If you do not believe in celebrating or even commemorating the birth of Jesus Christ, why bother with Christmas? We can give gifts any time of year, really. What’s the story of Christmas if there is nothing to commemorate? We made up(or embellished) a story and an icon which gives us an excuse to be kind, generous, loving. Why do we need a reason? What’s the point in being kind, generous and loving? Where does that drive for us to do good things come from?

Could there be someone greater than ourselves who created us with a built-in desire for friendship, brotherhood, and community and dare I say, a homing device that draws our hearts to him? What would our world look like if we actually pursued good will and the Christmas spirit for no other reason than out of gratitude to our creator who gives us everything? Ah, but then we would need to believe in this person? Seems we need to believe in something one way or the other.

I know, I know, lots of questions. Tell me, what do you think?

Just when you thought…

Our kids are taught a new virtue each month in their Orchard Kids Wahabu class. This month the virtue is generosity. In combination with the grown up church, the kids are also learning about the clean water crises around the world. They talked in small group about what they could do to help whether it was give something from their piggy bank or maybe give up a Christmas gift and ask mom & dad to donate that money toward the clean water project.

So Doug gets a note from Maddie saying she would like to give up the Panda she was asking for and would we donate that money to the water project?

Of course we couldn’t have afforded the $60 Panda anyway but we will happily donate a portion of her Christmas gift budget.

Moms, gifts, and Christmas guilt

I received a Christmas-themed email survey the other day. You know the ones where you copy and paste it onto a new email, type over the sender’s answers and forward along. I love those. Seriously I do. One question is nagging at me tonight. It was “Worst thing about this time of year”. My answer was “feeling guilty about the things I didn’t get done”.

Tonight, Maddie is having more insomnia. She and I talked in her room for about 30 minutes and along with discovering the source of her insomnia she informs me that she’d like to have a Barbie cruise ship. I believe “Party Ship” is the correct name. She says it has a pool on it, beds, and a buffet. A buffet? Really? Shoot. I’D get a Barbie party ship in that case. $70. Seriously $70. Plus also, she’d like the Alive Panda which is technically called the WowWee Alive Cubs Panda. Um, yeah $60. Aside from being monstrously out of our budget, I know darn well if we were to get one for Maddie, Annaliese and JD would want one too. Well, JD wouldn’t want the cruise ship. Just a missile system to sink it. That’s another story. 
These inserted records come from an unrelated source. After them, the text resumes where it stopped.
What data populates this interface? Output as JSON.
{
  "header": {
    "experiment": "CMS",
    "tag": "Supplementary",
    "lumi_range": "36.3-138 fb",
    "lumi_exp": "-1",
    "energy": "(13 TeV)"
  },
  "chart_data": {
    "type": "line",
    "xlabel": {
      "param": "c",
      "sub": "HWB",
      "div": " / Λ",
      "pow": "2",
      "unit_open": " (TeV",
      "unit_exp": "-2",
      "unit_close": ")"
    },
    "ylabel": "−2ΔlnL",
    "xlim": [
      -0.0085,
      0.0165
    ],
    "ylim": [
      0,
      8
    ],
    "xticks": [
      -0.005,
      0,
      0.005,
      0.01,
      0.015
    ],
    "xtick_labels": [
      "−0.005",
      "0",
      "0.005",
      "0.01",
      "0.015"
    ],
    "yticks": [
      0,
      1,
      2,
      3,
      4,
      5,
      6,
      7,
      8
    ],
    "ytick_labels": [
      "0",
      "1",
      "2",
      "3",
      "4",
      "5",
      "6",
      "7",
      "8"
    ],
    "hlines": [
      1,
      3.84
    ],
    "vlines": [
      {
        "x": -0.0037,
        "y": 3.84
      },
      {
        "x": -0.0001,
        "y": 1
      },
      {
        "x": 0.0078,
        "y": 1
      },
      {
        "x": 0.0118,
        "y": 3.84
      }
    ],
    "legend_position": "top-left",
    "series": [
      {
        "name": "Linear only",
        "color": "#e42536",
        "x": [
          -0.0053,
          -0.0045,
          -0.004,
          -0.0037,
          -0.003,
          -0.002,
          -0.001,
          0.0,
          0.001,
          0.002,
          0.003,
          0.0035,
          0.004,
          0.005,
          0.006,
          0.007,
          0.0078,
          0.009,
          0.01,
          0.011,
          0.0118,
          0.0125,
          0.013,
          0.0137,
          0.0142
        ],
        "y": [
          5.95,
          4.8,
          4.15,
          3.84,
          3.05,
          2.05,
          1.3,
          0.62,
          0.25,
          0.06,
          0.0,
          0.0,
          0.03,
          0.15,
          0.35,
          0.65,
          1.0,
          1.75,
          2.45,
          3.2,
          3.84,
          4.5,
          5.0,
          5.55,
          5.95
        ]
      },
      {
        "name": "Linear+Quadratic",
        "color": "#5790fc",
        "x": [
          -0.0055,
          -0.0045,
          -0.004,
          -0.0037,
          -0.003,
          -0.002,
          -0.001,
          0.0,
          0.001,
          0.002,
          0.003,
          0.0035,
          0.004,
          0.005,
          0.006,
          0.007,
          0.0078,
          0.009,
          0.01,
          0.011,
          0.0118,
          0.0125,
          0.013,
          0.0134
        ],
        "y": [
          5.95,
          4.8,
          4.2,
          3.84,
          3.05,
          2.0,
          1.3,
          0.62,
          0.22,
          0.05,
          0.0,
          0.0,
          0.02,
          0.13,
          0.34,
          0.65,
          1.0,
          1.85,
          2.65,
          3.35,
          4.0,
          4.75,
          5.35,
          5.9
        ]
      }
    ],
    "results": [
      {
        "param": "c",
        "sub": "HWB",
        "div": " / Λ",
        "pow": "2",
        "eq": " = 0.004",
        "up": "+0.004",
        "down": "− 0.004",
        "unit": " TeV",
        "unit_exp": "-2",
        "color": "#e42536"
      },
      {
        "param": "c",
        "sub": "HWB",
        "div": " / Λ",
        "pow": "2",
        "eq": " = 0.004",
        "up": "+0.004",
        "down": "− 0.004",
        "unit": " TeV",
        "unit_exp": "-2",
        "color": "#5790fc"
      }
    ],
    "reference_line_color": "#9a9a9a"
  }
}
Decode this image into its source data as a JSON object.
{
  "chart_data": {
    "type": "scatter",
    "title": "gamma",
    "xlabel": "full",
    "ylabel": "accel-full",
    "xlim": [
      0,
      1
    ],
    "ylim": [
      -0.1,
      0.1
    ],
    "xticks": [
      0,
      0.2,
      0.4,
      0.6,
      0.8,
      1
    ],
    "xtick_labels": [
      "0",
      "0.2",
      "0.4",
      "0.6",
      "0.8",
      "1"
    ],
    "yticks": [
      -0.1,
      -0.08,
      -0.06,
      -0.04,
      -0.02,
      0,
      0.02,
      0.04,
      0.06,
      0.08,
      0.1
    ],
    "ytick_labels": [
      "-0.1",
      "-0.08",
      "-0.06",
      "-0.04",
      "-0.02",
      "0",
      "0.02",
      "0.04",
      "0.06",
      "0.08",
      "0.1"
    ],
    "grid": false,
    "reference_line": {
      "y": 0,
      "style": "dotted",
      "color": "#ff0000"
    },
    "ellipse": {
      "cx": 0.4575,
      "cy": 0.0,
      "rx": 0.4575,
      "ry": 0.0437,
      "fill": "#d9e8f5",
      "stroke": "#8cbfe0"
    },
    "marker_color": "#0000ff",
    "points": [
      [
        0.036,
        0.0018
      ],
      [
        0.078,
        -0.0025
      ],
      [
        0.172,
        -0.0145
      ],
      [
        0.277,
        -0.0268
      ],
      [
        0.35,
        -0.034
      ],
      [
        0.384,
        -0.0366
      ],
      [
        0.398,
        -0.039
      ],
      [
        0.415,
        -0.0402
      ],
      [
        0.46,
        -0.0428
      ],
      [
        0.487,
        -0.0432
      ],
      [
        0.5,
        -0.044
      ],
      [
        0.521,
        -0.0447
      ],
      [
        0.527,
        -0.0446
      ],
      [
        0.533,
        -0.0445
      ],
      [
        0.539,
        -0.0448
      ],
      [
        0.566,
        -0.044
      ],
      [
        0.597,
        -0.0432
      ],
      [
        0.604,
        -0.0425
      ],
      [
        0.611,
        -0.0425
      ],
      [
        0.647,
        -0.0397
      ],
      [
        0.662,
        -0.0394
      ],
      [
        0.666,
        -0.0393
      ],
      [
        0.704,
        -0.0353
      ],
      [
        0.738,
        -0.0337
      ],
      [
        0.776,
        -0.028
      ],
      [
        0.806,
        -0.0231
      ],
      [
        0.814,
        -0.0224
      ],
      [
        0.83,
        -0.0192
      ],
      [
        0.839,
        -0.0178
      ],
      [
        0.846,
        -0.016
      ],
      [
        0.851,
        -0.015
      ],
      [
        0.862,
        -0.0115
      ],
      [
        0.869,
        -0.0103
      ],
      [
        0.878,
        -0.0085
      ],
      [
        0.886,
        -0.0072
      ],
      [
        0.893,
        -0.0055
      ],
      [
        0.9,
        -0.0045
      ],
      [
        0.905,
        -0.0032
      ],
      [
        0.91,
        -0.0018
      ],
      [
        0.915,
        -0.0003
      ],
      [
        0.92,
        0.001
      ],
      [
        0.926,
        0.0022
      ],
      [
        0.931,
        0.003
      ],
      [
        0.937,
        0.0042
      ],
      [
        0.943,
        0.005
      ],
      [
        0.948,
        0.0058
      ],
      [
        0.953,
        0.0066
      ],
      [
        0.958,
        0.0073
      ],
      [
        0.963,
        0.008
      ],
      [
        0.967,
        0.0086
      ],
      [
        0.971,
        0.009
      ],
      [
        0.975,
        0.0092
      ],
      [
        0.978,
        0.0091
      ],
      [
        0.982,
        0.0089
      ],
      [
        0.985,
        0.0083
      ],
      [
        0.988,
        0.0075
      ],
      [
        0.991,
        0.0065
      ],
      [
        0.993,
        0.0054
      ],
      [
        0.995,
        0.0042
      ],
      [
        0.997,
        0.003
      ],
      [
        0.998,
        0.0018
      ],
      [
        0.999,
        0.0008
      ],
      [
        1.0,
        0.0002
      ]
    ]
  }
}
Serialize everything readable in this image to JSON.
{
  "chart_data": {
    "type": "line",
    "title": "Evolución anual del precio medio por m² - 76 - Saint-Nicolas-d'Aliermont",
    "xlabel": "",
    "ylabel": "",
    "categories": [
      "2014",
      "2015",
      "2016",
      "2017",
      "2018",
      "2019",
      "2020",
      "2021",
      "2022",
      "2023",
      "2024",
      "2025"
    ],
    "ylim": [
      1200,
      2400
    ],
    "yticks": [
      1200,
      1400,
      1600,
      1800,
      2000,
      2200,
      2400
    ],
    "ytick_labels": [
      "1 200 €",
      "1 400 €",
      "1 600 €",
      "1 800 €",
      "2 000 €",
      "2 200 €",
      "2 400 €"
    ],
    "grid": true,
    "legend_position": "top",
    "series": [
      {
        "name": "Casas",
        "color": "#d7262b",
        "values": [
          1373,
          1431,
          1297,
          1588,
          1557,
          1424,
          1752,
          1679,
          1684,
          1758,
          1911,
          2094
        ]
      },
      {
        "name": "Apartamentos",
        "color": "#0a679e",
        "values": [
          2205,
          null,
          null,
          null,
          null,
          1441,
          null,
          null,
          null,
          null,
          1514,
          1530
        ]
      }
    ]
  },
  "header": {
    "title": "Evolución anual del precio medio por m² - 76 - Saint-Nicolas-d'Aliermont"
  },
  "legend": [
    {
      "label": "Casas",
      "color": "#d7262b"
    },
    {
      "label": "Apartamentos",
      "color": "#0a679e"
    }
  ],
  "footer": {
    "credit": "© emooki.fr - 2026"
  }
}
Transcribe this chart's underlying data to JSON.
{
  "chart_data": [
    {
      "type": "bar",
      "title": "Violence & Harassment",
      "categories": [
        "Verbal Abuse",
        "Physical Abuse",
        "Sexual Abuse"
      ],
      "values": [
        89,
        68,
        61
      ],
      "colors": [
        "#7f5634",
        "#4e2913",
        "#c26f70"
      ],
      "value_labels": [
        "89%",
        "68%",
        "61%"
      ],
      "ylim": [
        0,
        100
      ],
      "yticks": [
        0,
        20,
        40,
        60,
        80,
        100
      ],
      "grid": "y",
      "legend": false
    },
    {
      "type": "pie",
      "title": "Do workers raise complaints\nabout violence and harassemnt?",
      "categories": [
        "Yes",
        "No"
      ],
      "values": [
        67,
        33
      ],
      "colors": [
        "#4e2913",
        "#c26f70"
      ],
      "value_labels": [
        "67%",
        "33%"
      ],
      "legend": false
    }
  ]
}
Let’s bring it back to our actual budget. If I get Maddie a Shimmer Princess Belle doll and Annaliese gets an Aurora (Sleeping Beauty) doll, they will each want the other’s doll even though I know Maddie has been obsessed with Belle for a year and Annaliese with Sleeping Beauty. I know full well that if I get JD and Annaliese a couple of Thomas and Friends engines, Maddie will want one — even if she doesn’t like to play with them as much as the younger ones. We can’t get 3 of everything and I get that they need to learn to like what they get(which, really they are always thankful).

What I’m confessing is that in these situations, I don’t want to be the mom. I want to be the fun aunt that gives and leaves. I don’t want to teach anyone about sharing or respecting another’s stuff. I’m tired of the whining. I’m tired of not being able to get everything they want even though I know it still wouldn’t satisfy them. Crap. Now I’M whining. And I know the kids will get over it and move on with their lives but I’m just that neurotic to mull this over in my mind for years about how I failed to give them the coolest toy ever. I can’t take that much guilt and pressure.

OK now that I’ve spewed that out, I will be praying for Santa to actually exist and surprise us all with cool expensive toys that will sit on my driveway some summer with a $2 price tag on it.